Zur Straßennamen-Diskussion: Liebe Bürger von Uelzen, ganz offensichtlich hat meine zum 8. Mai letzten Jahres anlässlich der Veranstaltung, der Initiative „Keine Nazistraßennamen in Uelzen“ vorgetragene Grußbotschaft an Aktualität nichts eingebüßt mit. Da in der Presse im Mai letzten Jahres darüber nichts berichtet wurde, übermittle ich sie jetzt in Leserbriefform.

Warum interessiert sich Peggy Parnass für Straßennamen in Uelzen? Weil landauf, landab in Deutschland flächendeckend, hochgeehrtes Pack und hochgeachtetes Gesindel gefeiert wird. So auch der NS-Kriegsverbrecher Friedrich Flick. Der - nachdem er im 2. Weltkrieg Zehntau¬sende Zwangsarbeiter für sich schuften ließ - auch nach dem Krieg ein Multi-Industrieller war. Was ihn zu einem der weltweit reichsten Männer machte. Nach ihm sind, aus Dankbarkeit, nicht nur eine, sondern sogar mehrere Straßen benannt.

Und was ist mit Uelzen? Ja, auch in Uelzen sind Straßen nach tüchtigen Nazis benannt. Nur..., hier wollen sich viele nicht immer weiter damit abfinden. Als gäbe es keine Alternativen. Als gebe es im Land der Massenmörder, der Denunzianten und Mitläufer nicht Menschen - wenn auch nicht viele -auf die man wirklich stolz sein könnte. Und stolz sein müsste.
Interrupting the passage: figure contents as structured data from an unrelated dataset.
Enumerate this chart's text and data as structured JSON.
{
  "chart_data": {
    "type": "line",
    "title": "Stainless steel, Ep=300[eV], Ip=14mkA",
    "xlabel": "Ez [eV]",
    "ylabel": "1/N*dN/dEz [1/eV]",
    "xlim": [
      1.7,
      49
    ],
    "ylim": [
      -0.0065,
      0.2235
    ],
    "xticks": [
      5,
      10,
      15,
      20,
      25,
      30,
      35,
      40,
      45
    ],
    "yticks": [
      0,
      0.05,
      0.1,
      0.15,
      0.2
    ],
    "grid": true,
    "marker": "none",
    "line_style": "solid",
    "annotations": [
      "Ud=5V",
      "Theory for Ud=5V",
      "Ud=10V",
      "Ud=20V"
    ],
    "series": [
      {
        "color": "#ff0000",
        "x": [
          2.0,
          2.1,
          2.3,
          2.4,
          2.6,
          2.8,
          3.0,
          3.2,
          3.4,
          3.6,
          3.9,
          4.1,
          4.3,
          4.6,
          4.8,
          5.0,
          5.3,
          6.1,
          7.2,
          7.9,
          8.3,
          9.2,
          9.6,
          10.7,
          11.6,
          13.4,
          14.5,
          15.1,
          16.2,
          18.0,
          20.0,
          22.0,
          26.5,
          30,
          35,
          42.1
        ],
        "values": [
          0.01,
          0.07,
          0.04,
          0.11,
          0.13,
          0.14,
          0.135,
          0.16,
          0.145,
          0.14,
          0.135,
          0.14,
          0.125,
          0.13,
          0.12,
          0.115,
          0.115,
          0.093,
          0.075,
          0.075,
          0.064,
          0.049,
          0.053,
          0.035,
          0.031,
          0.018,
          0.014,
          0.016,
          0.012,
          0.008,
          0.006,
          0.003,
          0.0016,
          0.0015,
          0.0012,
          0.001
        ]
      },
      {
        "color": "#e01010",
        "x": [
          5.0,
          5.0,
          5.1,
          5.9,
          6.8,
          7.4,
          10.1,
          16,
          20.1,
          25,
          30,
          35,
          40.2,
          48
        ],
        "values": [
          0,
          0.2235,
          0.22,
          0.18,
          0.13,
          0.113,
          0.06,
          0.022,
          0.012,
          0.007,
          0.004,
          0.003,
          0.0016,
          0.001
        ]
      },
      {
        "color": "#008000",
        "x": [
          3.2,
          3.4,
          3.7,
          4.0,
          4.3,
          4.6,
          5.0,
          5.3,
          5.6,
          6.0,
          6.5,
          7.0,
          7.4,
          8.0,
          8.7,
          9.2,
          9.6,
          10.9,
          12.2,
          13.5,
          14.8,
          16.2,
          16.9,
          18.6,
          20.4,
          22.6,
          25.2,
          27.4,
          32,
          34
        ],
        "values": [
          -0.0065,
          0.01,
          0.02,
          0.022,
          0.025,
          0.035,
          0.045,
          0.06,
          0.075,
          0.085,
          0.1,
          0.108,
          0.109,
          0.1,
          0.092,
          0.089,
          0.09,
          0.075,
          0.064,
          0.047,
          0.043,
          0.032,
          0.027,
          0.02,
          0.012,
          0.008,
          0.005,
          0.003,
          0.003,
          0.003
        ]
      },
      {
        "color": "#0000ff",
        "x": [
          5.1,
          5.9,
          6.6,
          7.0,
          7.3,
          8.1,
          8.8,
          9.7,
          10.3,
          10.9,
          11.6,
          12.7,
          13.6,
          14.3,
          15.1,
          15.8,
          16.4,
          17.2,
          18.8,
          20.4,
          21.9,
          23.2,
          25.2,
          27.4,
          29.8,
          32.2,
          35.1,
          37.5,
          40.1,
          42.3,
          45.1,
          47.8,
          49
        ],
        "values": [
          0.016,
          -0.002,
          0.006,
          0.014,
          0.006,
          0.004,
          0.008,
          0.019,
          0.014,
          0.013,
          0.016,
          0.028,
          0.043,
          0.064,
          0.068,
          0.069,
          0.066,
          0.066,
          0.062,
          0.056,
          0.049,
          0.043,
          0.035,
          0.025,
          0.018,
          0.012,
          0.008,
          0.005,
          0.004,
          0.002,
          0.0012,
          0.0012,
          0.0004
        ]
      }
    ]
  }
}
Nicht die Hohen Militärs, die Mitte 1944 zu ihrem Entsetzen sahen dass der Krieg nicht mehr geschickt geführt wurde, dass der Krieg nicht mehr erfolgreich verlief, und die sich darum per Attentat einschalten wollten. Leider sehr ungeschickt. Aber immerhin.

Neins an die Widerstandskämpfer der ersten Stunde denke ich. Zum Beispiel an den Hafenarbeiter Tönnies Hellmann. An den jüdischen Elektriker Rudi Neumann. An Wolf Biermanns jüdischen Vater Dagobert zum Beispiel. Und an den wunderbaren für seinen Widerstand schon am 06. Juni 1935 in Hamburg-Fuhlsbüttel mit dem Handbeil geköpften Fiete Schulze. Keiner von diesen großartigen Männern und Frauen wurde hier jemals geehrt. Sie wurden nie hervorgehoben. Nie wurden sie zu Ehrenbürgern ernannt.

Wie dumm von den Deutschen, die sich mit ihnen hätten schmücken können. Es ist höchste Zeit, wenigstens hier und da eine Straße nach ihnen und nicht nach irgendwelchen Altnazis zu benennen.

Auch in Uelzen.

Peggy Parnass,

Hamburg

Anmerkung: Frau Parnass war lange Jahre eine bundesweit bekannte Gerichtsreporterin und Kolumnistin, unter anderem für die Zeitschrift „Konkret“.